In C-Dogs, players play through a number of campaigns made of a variable number of missions. Each mission has a selection of weapons and different objectives, such as killing enemies, collecting items, destroying objects, or rescuing a hostages. The campaigns can be played by a single player or with one cooperative player. Other features include color-coded keys to access locked rooms, friendly characters, and neutral civilians that penalize the players if attacked.

C-Dogs also includes a 2-player, split-screen deathmatch mode called "dogfight": players attempt to kill each other for a fixed number of rounds, and the player winning the most rounds wins. Players can be controlled by keyboard, joysticks or gamepads.

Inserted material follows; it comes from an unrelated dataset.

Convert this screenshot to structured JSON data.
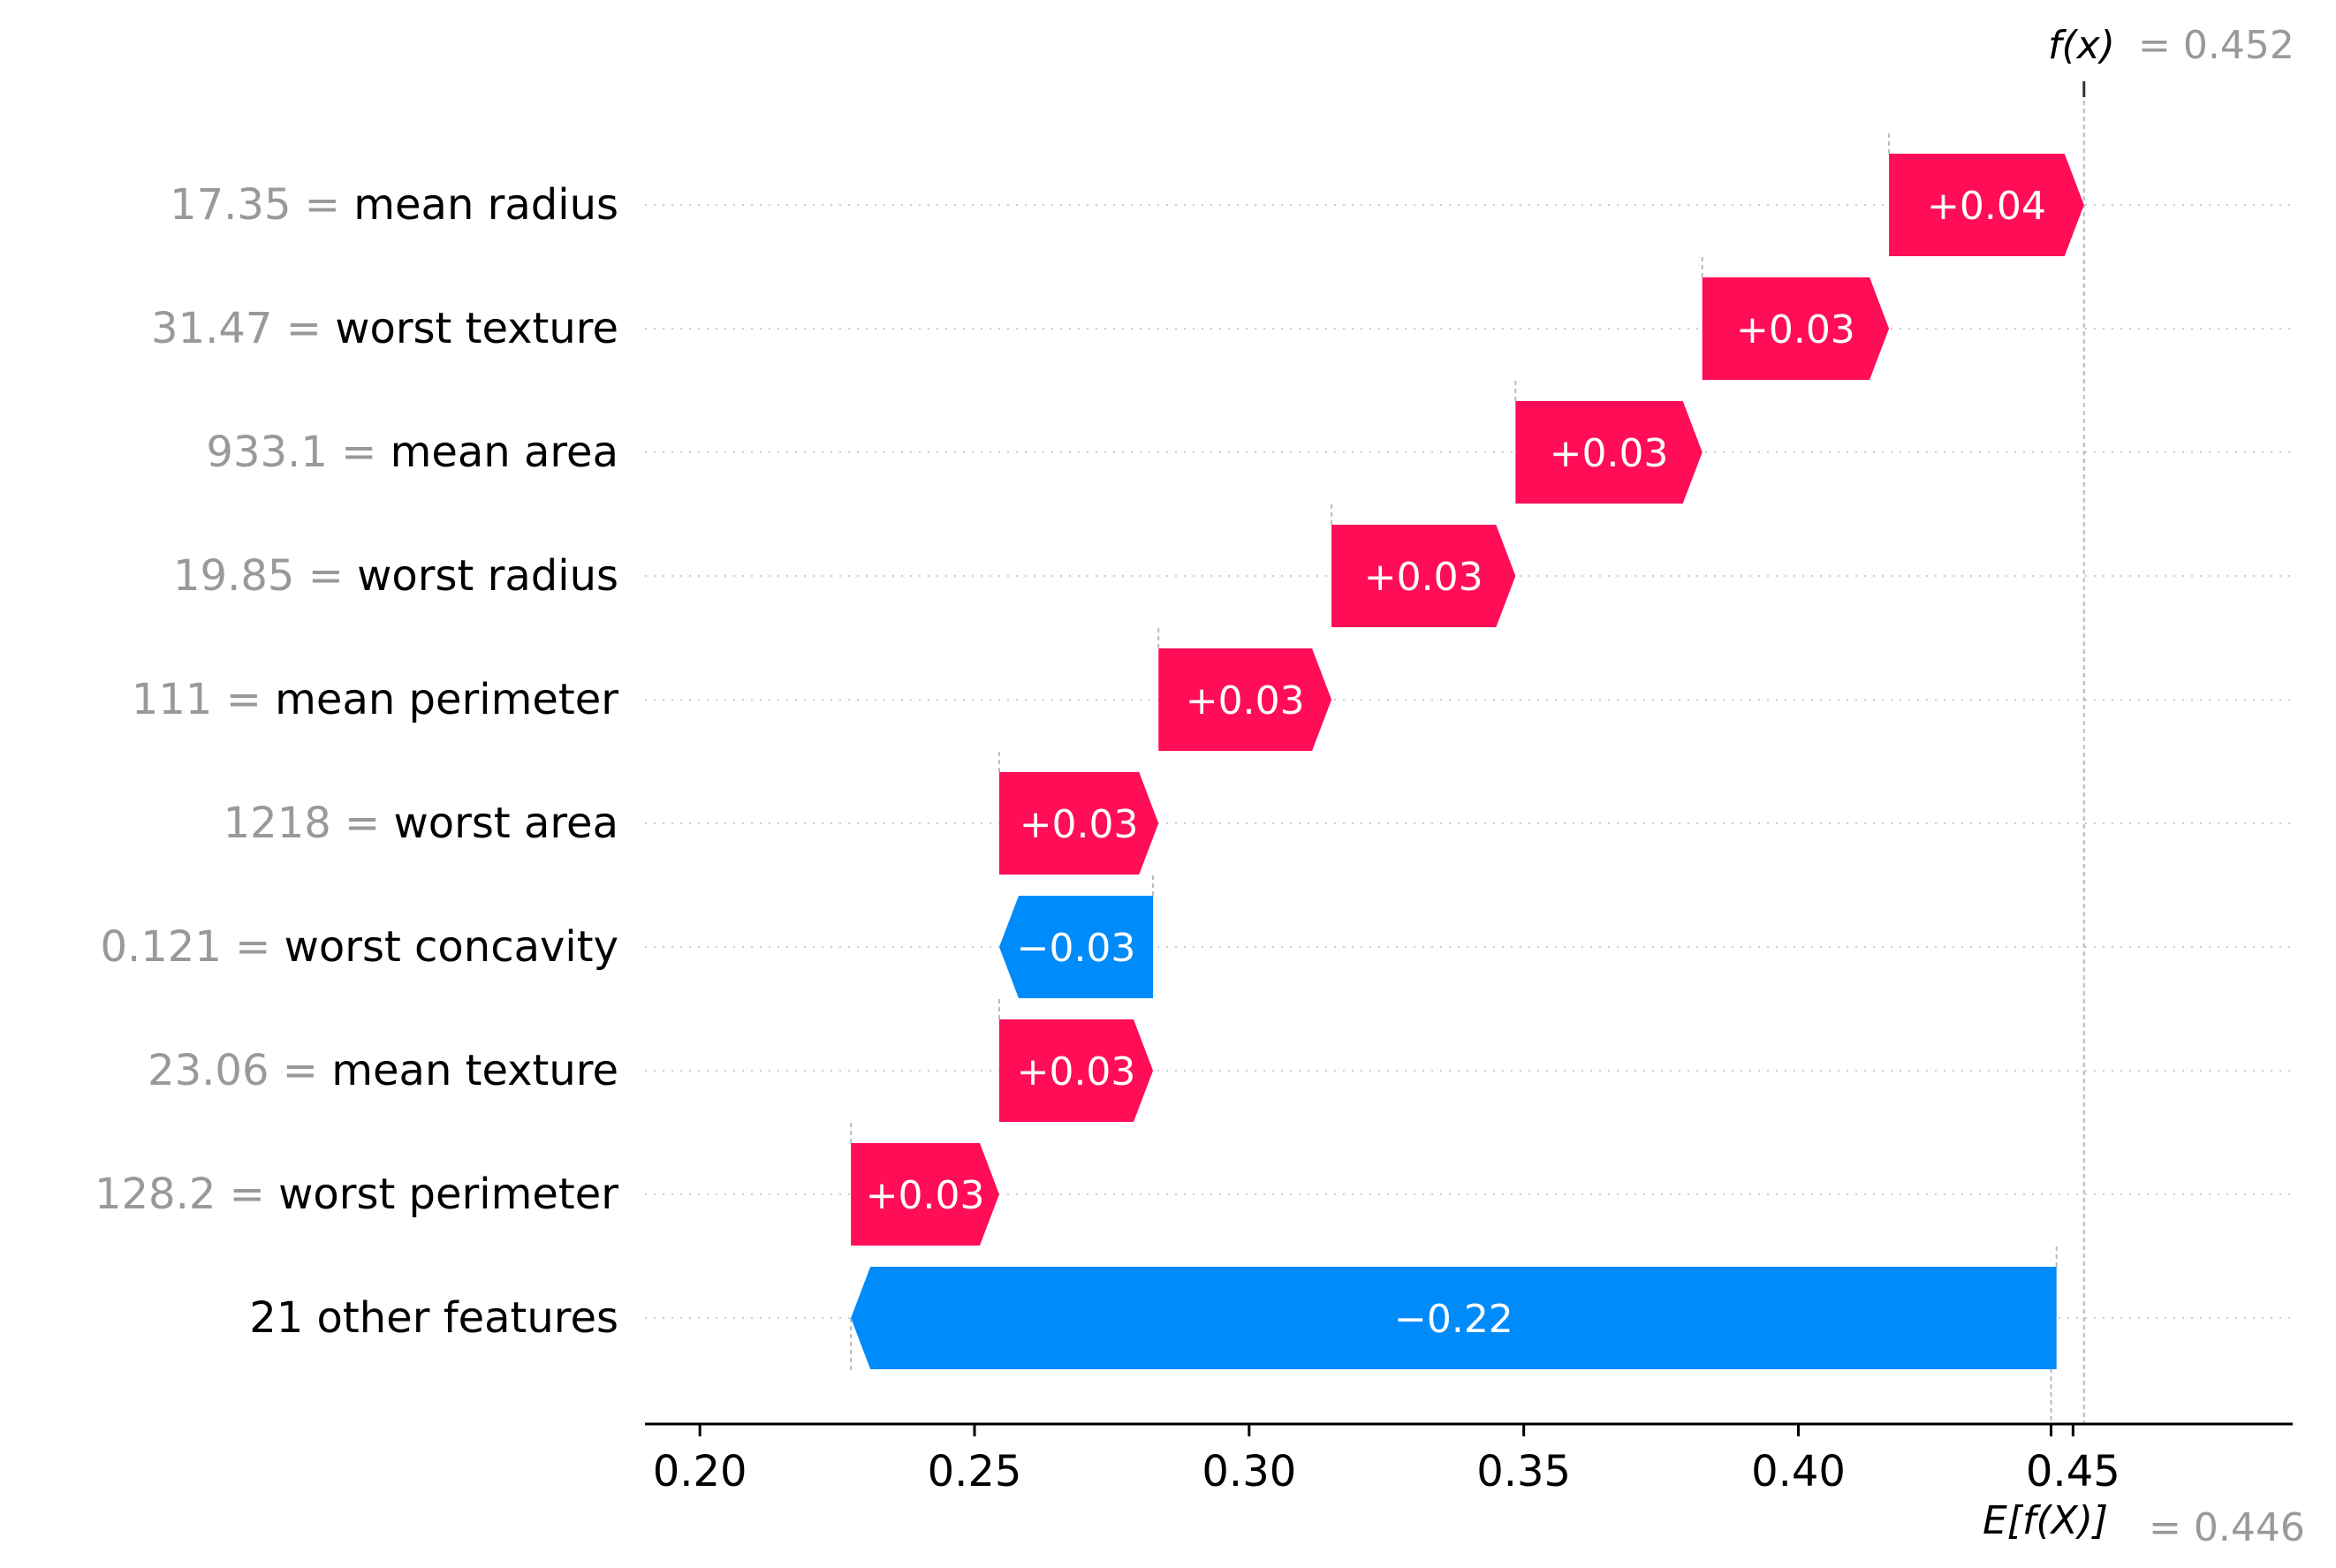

Compared to Cyberdogs, C-Dogs includes the following enhancements:

- Multiple campaigns - 5 included, with user-created missions available for download online. Missions also include short story-driven briefings.
- Different level layouts
- Deathmatch mode
- More NPC types: friendlies that attack enemies, hostages, and neutral civilians
- Custom campaign editor
- More weapons, including different types of grenades

The feature to buy and sell weapons and ammo between levels was removed.

==Development==
The creator of C-Dogs, Ronny Wester, released the precursor to C-Dogs, Cyberdogs, in 1994. The popularity of Cyberdogs and the limitations of its 16-bit protected mode motivated Wester to write a sequel, which was released between the years 1997 to 2001 as freeware.

===Open source===
In 2000 Wester released the Borland Pascal 7 source code of Cyberdogs (minus some libraries he had licensed) on his website. In 2002, Wester released the source code of C-Dogs to the public. As of June 2007, Wester no longer maintains a website for C-Dogs but the game continues to live on via the C-Dogs SDL project hosted on GitHub. In April 2016, Wester released the game assets as CC-BY.

==== C-Dogs SDL ====
Following the source code release in 2002, Jeremy Chin and Lucas Martin-King ported the game to SDL and released their work under the GNU GPL-2.0-or-later as C-Dogs SDL. The open source software port contains a number of enhancements to the original C-Dogs, including high-resolution support, local multiplayer up to four players, enhanced graphics and LAN multiplayer. In October 2015, C-Dogs SDL was updated to SDL2. Version 1.0.0 released on August 21, 2021, with support for Wolfenstein 3D and Spear of Destiny missions.

=== Ports ===
With the source code availability and the initial SDL port, the game was ported later for many platforms: Android, GCW Zero, GP2X, Dingoo, PlayStation Portable, Dreamcast, Nintendo DS, Wii, Amiga OS, UIQ3 devices such as SE M600, P1i, P990, and Motorola RIZR Z8.

== Reception ==
Hardcore Gaming 101 reviewed C-Dogs in May 2017.